简柏勋慢条斯理地把藏在南军身上的针拔出来:“不想死,就给我安分待在这里,记住,你这条命,是小兔子给你的。”
浑身血液终于流通的南军大口大口喘着气,随即看着简柏勋嗤笑道:“当真以为没人知道,当初你答应傅桀铖偷梁换柱的事吗?”
简柏勋收拾药箱的手顿住了。
这个动作落在南军眼里,眸底闪过一抹阴鸷,接着像个疯子般继续笑起来:“我会怎么死我不知道,但我知道的是,在我死之前,他们俩有一个,会走在我前头。”
一根细的几乎肉眼看不到的针,倏地狠狠扎进南军的体内。
南军还没继续说完的话,再也没有机会说出来。
简柏勋拿起消毒毛巾替自己擦拭着,温文尔雅的气质完全想象不出会做出刚刚那般狠绝的举动,扬起的笑容如和熙春风:“你,适合当个哑巴。”
傅桀铖生怕南俞的心情会受到影响,并没把人送回家里,而是让小兔子跟在自己身边去了公司。
把整个公司让小兔子当成游乐园,想怎么破坏想怎么玩都可以。
可小兔子似乎一夜间真的长大了,已经学会控制自己情绪,并没看出哪里不开心。
本准备下楼找沅玺玩耍,结果去了发现位置不仅是空的,还接到了求助电话。
这是这个月以来,南俞第四次收到沅玺的求助电话。
当司机把他送到美人老师别墅门口时发现,昨日被他打出一个洞的门已经被修好,上面还粘着一个人。
真的是双脚离地,整个人呈卍字型粘在上面,还发出哼哼唧唧的求助声。
南俞吓得赶紧跑过去把人‘撕’下来,看着沅玺的衣服满是不知是什么的黏液,一下就看出什么的他问:“你是不是又得罪美人老师了?”
沅玺还在不断擦掉残留在脸上黏糊糊东西,苦不堪言:新鲜轮谈纯洁的像朵花“我得罪他?到底是谁得罪谁?!我特么都被粘在门上了!你到底帮谁!”
南俞寻思着也是这么一回事,用怜悯的眼神看着沅玺:“那你又是怎么会被粘上去的?”
沅玺伸出手指开始数:“花,面膜,护肤品,各种定制西装,车,这些老子都送到门口了,全吃了闭门羹就算了。

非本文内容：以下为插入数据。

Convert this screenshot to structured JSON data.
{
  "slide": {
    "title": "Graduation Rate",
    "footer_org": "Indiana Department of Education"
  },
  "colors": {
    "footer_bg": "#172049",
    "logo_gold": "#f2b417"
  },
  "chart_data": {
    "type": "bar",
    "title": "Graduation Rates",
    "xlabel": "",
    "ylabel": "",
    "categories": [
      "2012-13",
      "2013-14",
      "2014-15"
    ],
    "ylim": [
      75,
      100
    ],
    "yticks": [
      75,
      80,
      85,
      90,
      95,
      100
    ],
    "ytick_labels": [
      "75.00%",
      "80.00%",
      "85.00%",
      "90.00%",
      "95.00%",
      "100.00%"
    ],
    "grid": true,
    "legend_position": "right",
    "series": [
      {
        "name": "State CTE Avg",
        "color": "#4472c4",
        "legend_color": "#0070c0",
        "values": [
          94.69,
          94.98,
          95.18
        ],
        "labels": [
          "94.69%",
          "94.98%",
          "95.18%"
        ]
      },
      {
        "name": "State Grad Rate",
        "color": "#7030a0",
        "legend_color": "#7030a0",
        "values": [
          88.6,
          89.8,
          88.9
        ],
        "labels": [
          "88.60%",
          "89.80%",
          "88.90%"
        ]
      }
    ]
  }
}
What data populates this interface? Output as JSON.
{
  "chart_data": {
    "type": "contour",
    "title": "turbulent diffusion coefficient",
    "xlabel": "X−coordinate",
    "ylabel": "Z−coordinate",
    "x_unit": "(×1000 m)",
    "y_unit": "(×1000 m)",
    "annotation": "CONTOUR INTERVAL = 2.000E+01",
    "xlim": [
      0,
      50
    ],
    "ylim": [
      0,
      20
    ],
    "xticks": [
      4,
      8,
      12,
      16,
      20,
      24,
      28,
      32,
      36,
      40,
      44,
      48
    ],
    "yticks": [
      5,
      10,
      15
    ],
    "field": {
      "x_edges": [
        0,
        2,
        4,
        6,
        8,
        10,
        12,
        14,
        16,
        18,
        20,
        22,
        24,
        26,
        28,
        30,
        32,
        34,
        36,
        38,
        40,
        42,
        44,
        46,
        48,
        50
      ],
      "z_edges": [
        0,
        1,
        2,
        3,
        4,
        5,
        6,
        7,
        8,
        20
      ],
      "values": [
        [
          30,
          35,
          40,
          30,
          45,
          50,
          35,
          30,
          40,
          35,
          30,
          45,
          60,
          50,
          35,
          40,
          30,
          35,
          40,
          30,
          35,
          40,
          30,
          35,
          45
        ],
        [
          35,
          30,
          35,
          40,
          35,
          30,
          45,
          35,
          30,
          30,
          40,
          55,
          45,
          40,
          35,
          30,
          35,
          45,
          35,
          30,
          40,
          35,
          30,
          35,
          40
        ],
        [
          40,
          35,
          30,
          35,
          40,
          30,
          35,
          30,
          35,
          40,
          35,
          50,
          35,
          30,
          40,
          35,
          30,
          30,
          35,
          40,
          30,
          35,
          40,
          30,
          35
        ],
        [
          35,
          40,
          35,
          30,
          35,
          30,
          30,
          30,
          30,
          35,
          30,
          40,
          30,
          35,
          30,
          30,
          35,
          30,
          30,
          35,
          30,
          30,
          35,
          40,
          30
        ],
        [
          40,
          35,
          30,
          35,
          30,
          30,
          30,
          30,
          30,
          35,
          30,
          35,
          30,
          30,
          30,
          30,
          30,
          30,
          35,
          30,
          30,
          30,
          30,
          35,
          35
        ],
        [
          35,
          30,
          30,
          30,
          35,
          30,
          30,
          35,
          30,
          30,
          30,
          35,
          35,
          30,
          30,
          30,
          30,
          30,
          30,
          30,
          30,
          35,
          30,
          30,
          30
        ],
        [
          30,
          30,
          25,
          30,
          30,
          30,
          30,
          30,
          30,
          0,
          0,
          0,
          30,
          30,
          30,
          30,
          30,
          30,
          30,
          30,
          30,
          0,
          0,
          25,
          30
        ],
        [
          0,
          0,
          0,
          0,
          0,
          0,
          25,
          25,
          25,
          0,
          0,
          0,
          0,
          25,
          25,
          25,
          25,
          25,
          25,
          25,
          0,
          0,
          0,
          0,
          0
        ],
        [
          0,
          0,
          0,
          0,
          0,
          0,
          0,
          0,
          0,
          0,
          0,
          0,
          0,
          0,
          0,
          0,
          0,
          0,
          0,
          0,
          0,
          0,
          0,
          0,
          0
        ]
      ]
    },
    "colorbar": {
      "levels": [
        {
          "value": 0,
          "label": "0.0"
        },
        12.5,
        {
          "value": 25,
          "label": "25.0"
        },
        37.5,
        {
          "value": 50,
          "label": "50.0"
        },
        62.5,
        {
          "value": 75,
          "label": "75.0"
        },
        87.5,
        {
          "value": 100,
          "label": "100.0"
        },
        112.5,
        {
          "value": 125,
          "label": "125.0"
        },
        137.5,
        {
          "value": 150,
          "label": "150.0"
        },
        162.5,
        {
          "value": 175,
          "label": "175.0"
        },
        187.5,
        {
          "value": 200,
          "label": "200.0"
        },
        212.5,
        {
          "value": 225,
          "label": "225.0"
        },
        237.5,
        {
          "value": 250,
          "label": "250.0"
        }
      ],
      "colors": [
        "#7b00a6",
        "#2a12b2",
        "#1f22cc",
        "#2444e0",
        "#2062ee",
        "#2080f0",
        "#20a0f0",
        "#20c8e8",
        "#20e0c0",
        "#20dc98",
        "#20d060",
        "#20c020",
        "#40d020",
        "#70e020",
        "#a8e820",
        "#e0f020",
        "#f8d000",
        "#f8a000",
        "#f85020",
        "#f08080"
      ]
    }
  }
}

”他指着门缝里只塞进一半的房地产:“看见没,连房子都送了,这臭狐狸居然连个门都不给本少爷开一个。
本少爷今天刚拆石膏立马跑来继续给他免费当清洁工,结果那臭狐狸还不领情!本少爷活了二十年,就没我想见见不到的人,所以我硬闯了,然后就……就是你看到的那样。”
最后一句说得二世祖十分委屈。
南俞听完很实诚地说出心中所想:“南玺,你这是不是开屏的公孔雀啊?”
沅玺气得指着南俞的手都在抖!
可辩驳的话竟一时说不出口。
他也不知道自己到底在做什么,简直就是中了那臭狐狸的蛊,一想到自己都做到这份上连个正眼都没有,就觉得十分憋屈。